Use a configuration file to tune which rules fire and at what threshold, and to mark accepted findings so they stop reappearing without being silently dropped. Baseline the current state so you alert on new findings introduced by a change rather than re-litigating the entire backlog on every run. And separate the fast baseline scan (a build gate) from the deep full scan (a scheduled job), so per-commit feedback stays quick while thorough testing still happens.
DAST is one leg of a complete program. It exercises the running application but does not see your dependency tree or your source. Pairing it with static analysis and software composition analysis gives you the full picture, and a managed DAST service can run ZAP-style scans continuously with authentication and SPA crawling handled for you. For the dependency side, an SCA tool catches the vulnerable components ZAP cannot see. Our Academy walks through combining the two without drowning in duplicate findings.
FAQ
Is the ZAP security testing tool still free after the Checkmarx rebrand?
Yes. The ZAP core team joined Checkmarx in 2024 and the project was renamed ZAP by Checkmarx, but it remains free and open source. Checkmarx funds continued development while the tool stays available to everyone.
What is the difference between passive and active scanning in ZAP?
Passive scanning only analyzes traffic that already flows through the proxy and never sends attack payloads, so it is safe against any environment.
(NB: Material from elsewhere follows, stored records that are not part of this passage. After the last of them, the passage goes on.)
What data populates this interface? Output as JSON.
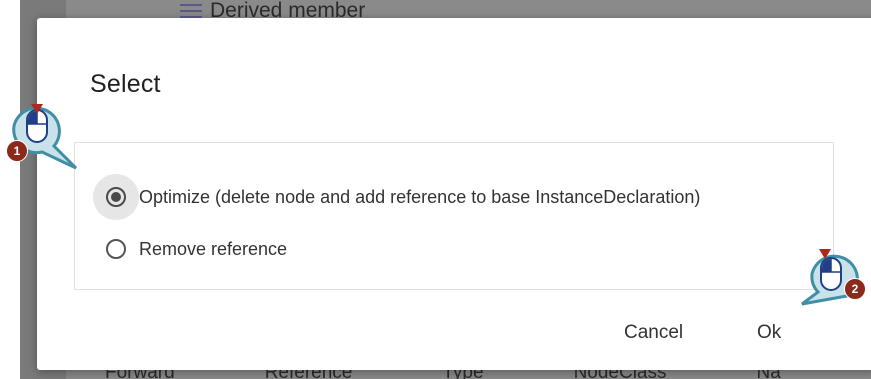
{
  "background": {
    "top_item": "Derived member",
    "bottom_columns": [
      "Forward",
      "Reference",
      "Type",
      "NodeClass",
      "Na"
    ]
  },
  "dialog": {
    "title": "Select",
    "options": [
      {
        "label": "Optimize (delete node and add reference to base InstanceDeclaration)",
        "selected": true
      },
      {
        "label": "Remove reference",
        "selected": false
      }
    ],
    "cancel_label": "Cancel",
    "ok_label": "Ok"
  },
  "callouts": [
    {
      "number": "1",
      "icon": "mouse-left-click-icon"
    },
    {
      "number": "2",
      "icon": "mouse-left-click-icon"
    }
  ],
  "colors": {
    "badge": "#8b2a1a",
    "callout_fill": "#c9e2ea",
    "callout_stroke": "#3f8fa7",
    "mouse_blue": "#1f3f87",
    "click_arrow": "#b0281c"
  }
}
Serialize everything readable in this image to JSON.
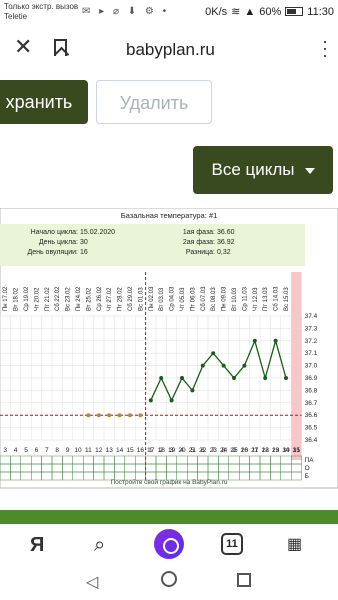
{
  "status": {
    "carrier_line1": "Только экстр. вызов",
    "carrier_line2": "Teletie",
    "net": "0K/s",
    "battery": "60%",
    "time": "11:30"
  },
  "browser": {
    "url": "babyplan.ru"
  },
  "actions": {
    "save": "хранить",
    "delete": "Удалить",
    "all_cycles": "Все циклы"
  },
  "chart_data": {
    "type": "line",
    "title": "Базальная температура: #1",
    "info_left": [
      [
        "Начало цикла:",
        "15.02.2020"
      ],
      [
        "День цикла:",
        "30"
      ],
      [
        "День овуляции:",
        "16"
      ]
    ],
    "info_right": [
      [
        "1ая фаза:",
        "36.60"
      ],
      [
        "2ая фаза:",
        "36.92"
      ],
      [
        "Разница:",
        "0,32"
      ]
    ],
    "dates": [
      "Пн 17.02",
      "Вт 18.02",
      "Ср 19.02",
      "Чт 20.02",
      "Пт 21.02",
      "Сб 22.02",
      "Вс 23.02",
      "Пн 24.02",
      "Вт 25.02",
      "Ср 26.02",
      "Чт 27.02",
      "Пт 28.02",
      "Сб 29.02",
      "Вс 01.03",
      "Пн 02.03",
      "Вт 03.03",
      "Ср 04.03",
      "Чт 05.03",
      "Пт 06.03",
      "Сб 07.03",
      "Вс 08.03",
      "Пн 09.03",
      "Вт 10.03",
      "Ср 11.03",
      "Чт 12.03",
      "Пт 13.03",
      "Сб 14.03",
      "Вс 15.03",
      "Пн 16.03"
    ],
    "days": [
      "3",
      "4",
      "5",
      "6",
      "7",
      "8",
      "9",
      "10",
      "11",
      "12",
      "13",
      "14",
      "15",
      "16",
      "17",
      "18",
      "19",
      "20",
      "21",
      "22",
      "23",
      "24",
      "25",
      "26",
      "27",
      "28",
      "29",
      "30",
      "31"
    ],
    "cycle_days_bottom": [
      "",
      "",
      "",
      "",
      "",
      "",
      "",
      "",
      "",
      "",
      "",
      "",
      "",
      "",
      "1",
      "2",
      "3",
      "4",
      "5",
      "6",
      "7",
      "8",
      "9",
      "10",
      "11",
      "12",
      "13",
      "14",
      "15"
    ],
    "y_ticks": [
      "37.4",
      "37.3",
      "37.2",
      "37.1",
      "37.0",
      "36.9",
      "36.8",
      "36.7",
      "36.6",
      "36.5",
      "36.4"
    ],
    "ylim": [
      36.4,
      37.4
    ],
    "values": [
      null,
      null,
      null,
      null,
      null,
      null,
      null,
      null,
      36.6,
      36.6,
      36.6,
      36.6,
      36.6,
      36.6,
      36.72,
      36.9,
      36.72,
      36.9,
      36.8,
      37.0,
      37.1,
      37.0,
      36.9,
      37.0,
      37.2,
      36.9,
      37.2,
      36.9,
      null
    ],
    "cover_line": 36.6,
    "ovulation_index": 13.5,
    "row_labels": [
      "ПА",
      "О",
      "Б"
    ],
    "footer": "Постройте свой график на BabyPlan.ru",
    "line_color": "#1a5d1a"
  },
  "appbar": {
    "yandex": "Я",
    "tabs": "11"
  }
}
Active scanning sends crafted malicious requests to discovered endpoints and is intrusive, so it must only run against test environments you control and have permission to attack.
Why does my ZAP scan find almost nothing on a single-page app?
Because the traditional spider only follows HTML links and cannot see routes rendered by JavaScript. Enable the AJAX spider, which drives a headless browser and lets the JavaScript execute so it can discover the endpoints a React, Vue, or Angular app actually uses.
Can I run ZAP against production?
Run only the passive baseline scan against production, and even that with care, since it still generates traffic and requires authorization. Never run the active full scan against production or any system you do not own, because active scanning sends real attack payloads that can alter data or trigger side effects.